Very impressive! Creates a simulated ballot based on address information. Candidates with web sites get a link to the site. This year it's very simple -- except for the mysterious soil and water commissioners. These seats are contested and I know nothing about them. These should not be elected positions. (Neither should the judges for that matter.)

TIME.com: The Hunt for Osama bin Laden - November 2001

TIME.com: The Hunt for Osama bin Laden

I came across this reference in some old email of mine. Interesting to read it in light of what we know now. Rumsfeld's "trap" was not so well set as the journalist then imagined. I don't think they expected bin Laden to last past December 2001. (BTW, I'm inclined to think he's now dead, or, rather less likely, captured. Unfortunately, Zawahiri is likely neither.)

GOP Dirty Tricks in Ohio and Florida

BBC NEWS | Programmes | Newsnight | New Florida vote scandal feared

Very dirty tricks. Tricks developed over generations of american apartheid. Now in the service of George Bush.

In this case the email went awry because it was sent to a .org rather than .com address. The .com address is the Bush campaign address, the .org is a democratic activist's domain.

Iraq is a festering pile of advanced explosive devices

Salon.com News | Tip of the iceberg
As I would later learn, the 120th had, for all intents and purposes, become the caretaker of Saddam Hussein's grotesque legacy in western Iraq: a vast, murky labyrinth of bunkers, tunnels and sandpits that contain a staggering menagerie of exotic bombs, bullets, shells, mines, missiles and torpedoes. All told, there are 103 known sites in the 120th's sector, encompassing approximately 100,000 of the estimated 600,000 tons of high-density explosives strewn across Iraq.

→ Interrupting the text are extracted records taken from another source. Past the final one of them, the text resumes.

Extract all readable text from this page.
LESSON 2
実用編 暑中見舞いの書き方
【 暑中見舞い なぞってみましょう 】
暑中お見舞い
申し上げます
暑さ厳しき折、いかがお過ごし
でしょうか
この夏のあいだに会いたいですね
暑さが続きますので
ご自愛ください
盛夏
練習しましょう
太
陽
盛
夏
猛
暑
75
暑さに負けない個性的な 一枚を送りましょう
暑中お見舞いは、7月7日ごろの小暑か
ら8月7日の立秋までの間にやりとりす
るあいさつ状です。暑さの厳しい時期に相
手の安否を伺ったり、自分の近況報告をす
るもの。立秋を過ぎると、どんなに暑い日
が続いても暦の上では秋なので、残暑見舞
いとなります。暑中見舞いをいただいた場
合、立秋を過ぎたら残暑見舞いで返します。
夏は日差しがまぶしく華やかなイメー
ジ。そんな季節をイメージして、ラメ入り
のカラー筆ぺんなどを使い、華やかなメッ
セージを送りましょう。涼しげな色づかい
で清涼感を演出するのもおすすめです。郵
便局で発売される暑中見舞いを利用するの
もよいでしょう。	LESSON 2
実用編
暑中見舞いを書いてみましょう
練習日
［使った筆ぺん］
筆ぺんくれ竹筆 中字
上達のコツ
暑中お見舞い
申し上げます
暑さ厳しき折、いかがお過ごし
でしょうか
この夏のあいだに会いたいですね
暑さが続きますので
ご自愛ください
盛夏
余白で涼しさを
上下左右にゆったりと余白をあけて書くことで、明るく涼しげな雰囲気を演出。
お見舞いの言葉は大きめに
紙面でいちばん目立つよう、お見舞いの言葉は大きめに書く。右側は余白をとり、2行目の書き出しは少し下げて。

...To visit a captured weapons site the likes of which I saw at Taqaddum is to witness the byproducts of unfathomable delusion and malfeasance and to parse the chilling dreams of a lost regime with an unquenchable desire for ever-larger and more grandiose weaponry and death-dealing machinery. Surveying the kaleidoscope of munitions at Taqaddum, I could discern no real rhyme or reason to it at all. There were scores of 6,000-pound anti-ship bombs of Chinese manufacture, for which the Iraqis never possessed aircraft capable of lifting. Strewn throughout the maze of bunkers and sandpits were hundreds of bombs of South African, Chilean, Soviet, West German, Yugoslav, Czech and U.S. origin, almost all of them sitting on wooden pallets, left to the mercy of the elements and the wild dogs that haunt the place.

Much of this ammunition was decades old. Many of the bullets and bombs found at Taqaddum corresponded to weapon systems that have been obsolete for decades. It was as if someone had given their crazy uncle $10 billion and said, "Buy whatever you want, so long as it explodes." The tour guide for this potpourri of death, Capt. Bruner, mentioned that the Russians had probably been dumping untold amounts of obsolete ordnance on the Iraqis for years, exploiting Saddam's compulsive desire for power to obtain cold, hard cash.

...Regarding the general situation of unaccounted-for explosives, physicist and weapons expert Ivan Oelrich, a former consultant for the U.S. Army and now with the Federation of American Scientists, put it this way: "I'll bet if you took all the car bombs that have gone off in Iraq in the past six months and tallied them, [they] would add up to a couple of tons of high explosives. So if they're doing what they're doing with two or three tons, what difference does it make if they have 380 more?"

The Bush administration has a tragi-comic problem with the recent story of ungarded explosives. The real response to the accusations of negligence is to put it in perspective -- it's only a small part of an overall problem that's far worse. Not the answer Rove likes to give.

The editorial endorsements -- enough to shift the tide?

Shrillblog: The Kennebec Journal of Augusta, Maine Is Shrill And Unbalanced

The intensity and distribution of newspaper endorsement of John Kerry has surprised me. I was not expecting this level of ferocity. Even the Financial Times has spoken out (The Economist appears to be cowering in the corner -- terrified of losing 1/2 their readership and 3/4 of their UK staff).

Might this be enough to offset neo-fascist GOP motions in Ohio?